EXCLU WEB / Les industries alimentaires s’inquiètent pour l’avenir

Lors de sa conférence de presse de rentrée, le 28 septembre à Paris, le président de l’Association nationale des industries alimentaires (ANIA), Jean-Philippe André, s’est alarmé du « tsunami de coûts » dans son secteur. Il estime que l’année 2023 sera compliquée. 

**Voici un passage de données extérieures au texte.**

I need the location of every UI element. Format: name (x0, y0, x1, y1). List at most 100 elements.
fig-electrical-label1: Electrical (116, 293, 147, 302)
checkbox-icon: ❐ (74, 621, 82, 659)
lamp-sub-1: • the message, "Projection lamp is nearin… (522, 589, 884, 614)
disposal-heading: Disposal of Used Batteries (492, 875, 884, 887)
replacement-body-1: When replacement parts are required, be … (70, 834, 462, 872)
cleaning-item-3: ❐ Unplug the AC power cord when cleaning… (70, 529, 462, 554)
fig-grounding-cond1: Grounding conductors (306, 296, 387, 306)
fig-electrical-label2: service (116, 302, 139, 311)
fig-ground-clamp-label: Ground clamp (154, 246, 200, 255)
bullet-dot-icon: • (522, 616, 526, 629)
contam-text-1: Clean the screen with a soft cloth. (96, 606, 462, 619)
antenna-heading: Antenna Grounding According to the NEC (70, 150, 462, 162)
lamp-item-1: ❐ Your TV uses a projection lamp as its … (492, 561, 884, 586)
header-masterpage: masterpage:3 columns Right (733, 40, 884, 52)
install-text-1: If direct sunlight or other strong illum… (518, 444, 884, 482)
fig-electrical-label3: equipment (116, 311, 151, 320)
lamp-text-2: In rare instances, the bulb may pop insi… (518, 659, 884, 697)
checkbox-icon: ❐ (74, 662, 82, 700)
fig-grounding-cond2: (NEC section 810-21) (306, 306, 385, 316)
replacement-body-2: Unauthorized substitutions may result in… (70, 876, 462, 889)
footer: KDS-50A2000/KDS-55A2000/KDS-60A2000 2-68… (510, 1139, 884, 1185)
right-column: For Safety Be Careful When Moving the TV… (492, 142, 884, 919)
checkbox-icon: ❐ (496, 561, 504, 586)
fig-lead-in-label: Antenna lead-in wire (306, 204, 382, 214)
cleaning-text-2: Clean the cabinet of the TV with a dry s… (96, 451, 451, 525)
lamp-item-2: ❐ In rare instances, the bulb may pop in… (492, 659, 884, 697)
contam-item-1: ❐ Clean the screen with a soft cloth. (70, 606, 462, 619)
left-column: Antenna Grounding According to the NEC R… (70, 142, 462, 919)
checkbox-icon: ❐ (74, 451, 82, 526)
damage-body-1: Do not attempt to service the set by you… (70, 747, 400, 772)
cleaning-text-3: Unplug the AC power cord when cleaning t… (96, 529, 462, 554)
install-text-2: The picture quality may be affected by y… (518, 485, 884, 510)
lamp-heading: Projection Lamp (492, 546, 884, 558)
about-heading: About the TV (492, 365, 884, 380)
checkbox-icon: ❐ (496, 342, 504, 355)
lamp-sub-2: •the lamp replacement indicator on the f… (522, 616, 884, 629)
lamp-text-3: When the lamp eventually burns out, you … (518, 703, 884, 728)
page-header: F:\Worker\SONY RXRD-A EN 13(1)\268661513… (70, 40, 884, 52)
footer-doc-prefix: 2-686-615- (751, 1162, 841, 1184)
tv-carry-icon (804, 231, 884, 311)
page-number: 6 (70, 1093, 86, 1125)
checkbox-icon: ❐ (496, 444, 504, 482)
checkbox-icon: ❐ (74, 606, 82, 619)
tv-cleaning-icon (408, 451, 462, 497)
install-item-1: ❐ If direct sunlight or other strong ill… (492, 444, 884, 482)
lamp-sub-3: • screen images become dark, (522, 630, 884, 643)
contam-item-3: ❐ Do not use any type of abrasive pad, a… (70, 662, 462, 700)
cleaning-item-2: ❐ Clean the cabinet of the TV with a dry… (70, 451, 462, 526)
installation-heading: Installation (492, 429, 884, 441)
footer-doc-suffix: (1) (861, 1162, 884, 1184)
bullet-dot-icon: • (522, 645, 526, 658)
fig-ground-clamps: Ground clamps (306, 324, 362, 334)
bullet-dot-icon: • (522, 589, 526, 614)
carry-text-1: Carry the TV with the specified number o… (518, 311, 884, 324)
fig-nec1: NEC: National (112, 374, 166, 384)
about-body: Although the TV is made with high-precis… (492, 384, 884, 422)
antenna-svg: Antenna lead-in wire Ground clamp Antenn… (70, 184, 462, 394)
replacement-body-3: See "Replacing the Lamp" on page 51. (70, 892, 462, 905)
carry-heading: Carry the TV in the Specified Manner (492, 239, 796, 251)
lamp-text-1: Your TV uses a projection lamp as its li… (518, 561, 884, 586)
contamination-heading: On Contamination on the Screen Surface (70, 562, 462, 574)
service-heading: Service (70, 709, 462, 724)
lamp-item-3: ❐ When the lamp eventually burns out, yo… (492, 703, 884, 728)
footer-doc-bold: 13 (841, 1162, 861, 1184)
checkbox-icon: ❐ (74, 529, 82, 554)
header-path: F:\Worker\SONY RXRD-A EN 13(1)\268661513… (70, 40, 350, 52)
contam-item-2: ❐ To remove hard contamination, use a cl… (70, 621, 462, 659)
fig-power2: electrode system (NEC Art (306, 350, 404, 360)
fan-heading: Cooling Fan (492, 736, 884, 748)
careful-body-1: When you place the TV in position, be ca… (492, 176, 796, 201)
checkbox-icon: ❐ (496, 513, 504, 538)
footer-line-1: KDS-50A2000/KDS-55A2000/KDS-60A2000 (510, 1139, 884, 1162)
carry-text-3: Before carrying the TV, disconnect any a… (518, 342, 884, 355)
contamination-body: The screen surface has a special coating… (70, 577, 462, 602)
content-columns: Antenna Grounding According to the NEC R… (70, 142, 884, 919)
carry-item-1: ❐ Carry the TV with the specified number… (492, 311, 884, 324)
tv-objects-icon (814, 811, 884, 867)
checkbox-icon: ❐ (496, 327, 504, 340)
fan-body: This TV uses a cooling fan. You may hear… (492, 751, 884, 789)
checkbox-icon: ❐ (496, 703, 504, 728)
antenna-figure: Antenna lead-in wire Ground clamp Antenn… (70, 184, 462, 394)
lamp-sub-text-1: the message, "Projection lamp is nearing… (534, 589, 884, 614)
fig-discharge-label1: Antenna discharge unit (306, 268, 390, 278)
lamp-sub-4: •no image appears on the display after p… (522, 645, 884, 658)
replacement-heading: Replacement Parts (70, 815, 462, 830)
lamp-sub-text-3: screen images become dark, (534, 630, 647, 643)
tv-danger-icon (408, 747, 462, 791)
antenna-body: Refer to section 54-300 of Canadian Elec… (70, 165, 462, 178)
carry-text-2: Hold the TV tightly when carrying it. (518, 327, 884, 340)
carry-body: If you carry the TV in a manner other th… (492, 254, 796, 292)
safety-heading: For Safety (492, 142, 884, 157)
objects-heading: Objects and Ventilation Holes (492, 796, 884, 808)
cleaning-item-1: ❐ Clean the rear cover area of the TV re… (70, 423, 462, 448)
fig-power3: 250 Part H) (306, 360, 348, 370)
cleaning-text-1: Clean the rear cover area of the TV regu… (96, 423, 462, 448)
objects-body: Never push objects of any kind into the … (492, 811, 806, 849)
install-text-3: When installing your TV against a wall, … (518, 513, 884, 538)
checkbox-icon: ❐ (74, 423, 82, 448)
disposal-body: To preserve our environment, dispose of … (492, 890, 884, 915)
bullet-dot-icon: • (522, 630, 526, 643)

« Si les entreprises ont été résilientes en 2021, résistantes en 2022, comment seront-elles en 2023 ? », s’est interrogé Jean-Philippe André qui pointe les « 12 mois de crises sans précédent » que son secteur vient de traverser : reprise post-Covid, guerre en Ukraine, négociations commerciales, aléas climatiques impactant les approvisionnements et naturellement le retour de l’inflation. « Le choc de l’inflation n’est plus à démontrer », explique-t-il, rappelant la hausse du prix de matières agricoles (+17 % pour l’huile de tournesol jusqu’à +106 % pour les œufs) auxquelles s’ajoutent celle des matières premiers industrielles (+15 % pour le verre jusqu’à +46 % pour l’aluminium) et du transport. Au final, l’inflation alimentaire en France atteint 8,4 % mais reste moins importante que la moyenne européenne, 14,4 %. « Qui fait tampon ? » s’interroge-t-il faussement. « Surtout combien de temps cette situation va-t-elle durer ? ». Car cette flambée des coûts, notamment ceux de l’énergie, rogne considérablement les marges financières des entreprises. « Je connais une société qui fabrique de la charcuterie où le coût de l'énergie est passé de 2,5 millions d’euros (M€) en 2021, à 6 M€ cette année et qui prévoit une facture de 14 M€ l'an prochain ». Ce qui correspond pour cette entreprise en particulier à trois fois son résultat opérationnel. « Un arrêt ou un ralentissement de la consommation d’énergie de l’industrie conduirait inévitablement à un gaspillage alimentaire important et à un affaiblissement de la souveraineté alimentaire française et européenne », selon l’Ania.

« Produire : un combat »

L’une des solutions pourrait être de répercuter ces prix en bout de chaîne mais cela devient compliqué, notamment en raison des négociations commerciales qui si elles sont parvenues à ancrer le prix des matières premières agricoles (MPA) ne tiennent pas compte des matières premières industrielles (MPI). « Le compte n’y est pas », se contient le président de l’ANIA. Il estime que pour s’en sortir financièrement, la hausse des MPI doit atteindre +7 %. « Mais l’atterrissage se fait à 3,5 %. On perd donc 3,5 % », s’agace-t-il, fustigeant aussi les pénalités logistiques. Il réclame ouvertement que le gouvernement mette un « holà à cette situation. Il n’y a qu’en France qu’on voit ça ». Jean-Philippe André n’est guère confiant pour 2023. « Nous n’avons pas terminé les négociations de 2022 liées à la crise en Ukraine qu’il faut commencer celles de 2023. Ca relève du sacerdoce », s’exclame-t-il ajoutant : « J'ai l'impression d'être le hamster dans sa roue, on pédale, on pédale ». La priorité n’est pas pour les industries alimentaires d’augmenter leurs marges mais « simplement de les défendre. Nous avons des objectifs limités en ce moment » explique-t-il. Autrement dit, les efforts que les industriels ont pu faire ces dix dernières années pour réduire de 10 % leur empreinte carbone, va passer au second plan, faute d’avoir les fonds nécessaires pour investir. L’ANIA pense aussi à ce que ses adhérents puissent faire tourner leurs usines car il y a entre 30 000 et 40 000 emplois non pourvus dans le secteur…Ce qui fait dire à son président : « Produire devient presque un combat ».